Nikita, Duchess of Meow


----------



## 10cats2dogs (Jun 16, 2013)

Dear Nikita, Duchess of Meow!
You are with a Forever Mommy now, who loves you very, very much!

And with her continued help, you will blossom into the Proper, Regal Cat, you are meant to be!

Congratulations and Blessings, for finding such a wonderful Human!

Nikita, I look forward to seeing some more updates from you!
Sincerely, 
Mr. Jazz, 
A rescued former stray, myself!


----------



## Straysmommy (Dec 23, 2010)

Hi Mr Jazz,

Thank you so much for your kind words! Mom got really angry at me a while ago because I attacked Princess. I just don't know what gets into me sometimes, I'm sure a cat is out to get me, I attack, then I realize my mistake and flee in fear... I don't want to be like this and pick up fights, but it's stronger than me. I've learned to look before I attack something that moves near me, I've learned that not everything moving next to me is dangerous, so I hardly ever attack mom anymore. I still have some more way to go, though.


----------



## Marcia (Dec 26, 2010)

Nikita, I am SO glad you are able to enjoy a few minutes of bliss. The world is a dangerous place so you are right to worry, but you can rest easy in mommy's company! She will always take good care of you!!


----------



## Marcia (Dec 26, 2010)

don't u wsh I was ther to pounc on u to keep ur senses sharp?
coco


----------



## Straysmommy (Dec 23, 2010)

Coco, no please. I have enough with The Little Prince, mom's latest addition to the household! He's almost 1 year old now, and as obnoxious as they come. He likes to play rough and doesn't get it that a former stray with PTSD doesn't find that enjoyable! Mom never wanted a kitten, but took pity on him in the streets and now we're stuck with this hyperactive thing.


----------



## 10cats2dogs (Jun 16, 2013)

Prncess Nikita, 
Hihi! Im Snowflake, I think...
Im amost comptely deff...
I think I migt hve PTSD too.
My frmr humns dmped me in a strange plce..in the wintr time!
I was so terified! Thr was a humn femle ther...she put food out for me...I was to scared to aproch her that nigt...but she was bck the nxt night with more food for me...
I strted thinkng, maybe shes a good humn...she was polite, she didnt ster at me...or try to grab me...she give me spce...so I didnt run away dis tme an ate in frt of her....I was so hapy to hav a ful belly...
She went inside a litle bulding, and I folowd...I was trying to look insde...
I decided to sty clse that nigt...
She mved stuf to the big noisy thng that moves...
She lft the dor opn on it...and I made my mov, I figred nothng cld be wrse, thn wher I was...so I jumpd in!
I was going whr this nice humn was, I didnt want to be alone in dis scary plce...

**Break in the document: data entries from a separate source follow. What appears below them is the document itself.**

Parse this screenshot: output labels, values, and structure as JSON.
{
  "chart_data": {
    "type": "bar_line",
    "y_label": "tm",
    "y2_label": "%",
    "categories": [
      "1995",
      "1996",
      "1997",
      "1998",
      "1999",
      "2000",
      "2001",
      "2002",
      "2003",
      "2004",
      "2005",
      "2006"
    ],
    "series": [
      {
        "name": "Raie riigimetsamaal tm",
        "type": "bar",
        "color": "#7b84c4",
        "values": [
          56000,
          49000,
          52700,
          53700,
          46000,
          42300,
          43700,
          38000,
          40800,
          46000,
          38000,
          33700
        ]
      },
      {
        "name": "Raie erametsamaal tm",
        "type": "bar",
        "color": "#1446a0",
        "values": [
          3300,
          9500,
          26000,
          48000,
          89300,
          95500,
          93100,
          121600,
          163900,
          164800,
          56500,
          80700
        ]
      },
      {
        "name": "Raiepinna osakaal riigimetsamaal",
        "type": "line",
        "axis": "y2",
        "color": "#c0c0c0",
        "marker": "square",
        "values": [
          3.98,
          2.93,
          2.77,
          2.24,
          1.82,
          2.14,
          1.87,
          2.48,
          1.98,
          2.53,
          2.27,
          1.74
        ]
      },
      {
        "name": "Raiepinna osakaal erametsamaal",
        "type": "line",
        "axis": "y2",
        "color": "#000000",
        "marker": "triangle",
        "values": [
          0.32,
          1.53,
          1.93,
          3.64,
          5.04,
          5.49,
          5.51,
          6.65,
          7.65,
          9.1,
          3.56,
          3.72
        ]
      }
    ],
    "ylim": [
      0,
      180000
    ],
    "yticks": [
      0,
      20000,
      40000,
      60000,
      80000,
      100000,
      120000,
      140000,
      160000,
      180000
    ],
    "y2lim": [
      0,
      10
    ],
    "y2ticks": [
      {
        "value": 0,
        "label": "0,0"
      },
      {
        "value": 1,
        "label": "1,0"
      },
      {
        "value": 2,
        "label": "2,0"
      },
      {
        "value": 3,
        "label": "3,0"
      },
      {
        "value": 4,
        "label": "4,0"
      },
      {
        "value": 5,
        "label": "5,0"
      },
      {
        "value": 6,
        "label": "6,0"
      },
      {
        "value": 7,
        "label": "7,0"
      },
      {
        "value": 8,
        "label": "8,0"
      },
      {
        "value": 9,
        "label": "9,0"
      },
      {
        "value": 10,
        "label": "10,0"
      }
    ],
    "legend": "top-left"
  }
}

Iv been wif her for fiv mnths now...
Mny tings r bettr...but I knw I stil hve som isues to wrk thu...
I try an shw my aprection by gving lots of hedbuts an purrs at nigt...
I dnt wan to be dmptd agin...
Mayb, dis is whr my PTSD coms in...
Im afrid I'll be dmptd...
She shws no sign of tht, so I tink its jst me...as she is stil respecful of my spce, is gentle and nevr waks me 
rudly...
She knws I do lke to ply, so we go to anothr rom an ply one on one wth the wand toy, I lov tht sily thng!

The fw tmes ive gne to her in th daytme, whn ive flt relly brve...
She has ben so gentle, only givnng me the knd of rubs, I enjy at nght...
I hpe I cn wrk thr dis...
Prncess Nikita...mayb we hav bth fond
the rigt humns dis tme...
Catfully yours
Snowflake

Ms Coca...
mayb you have PTSD to?
Jus a difrnt frm in hw it cmes out?
I sur don lik beng poucnd on! Thts vry rude!
I hpe you an yor humn can figr it out togthr...
I do wsh you wel...


----------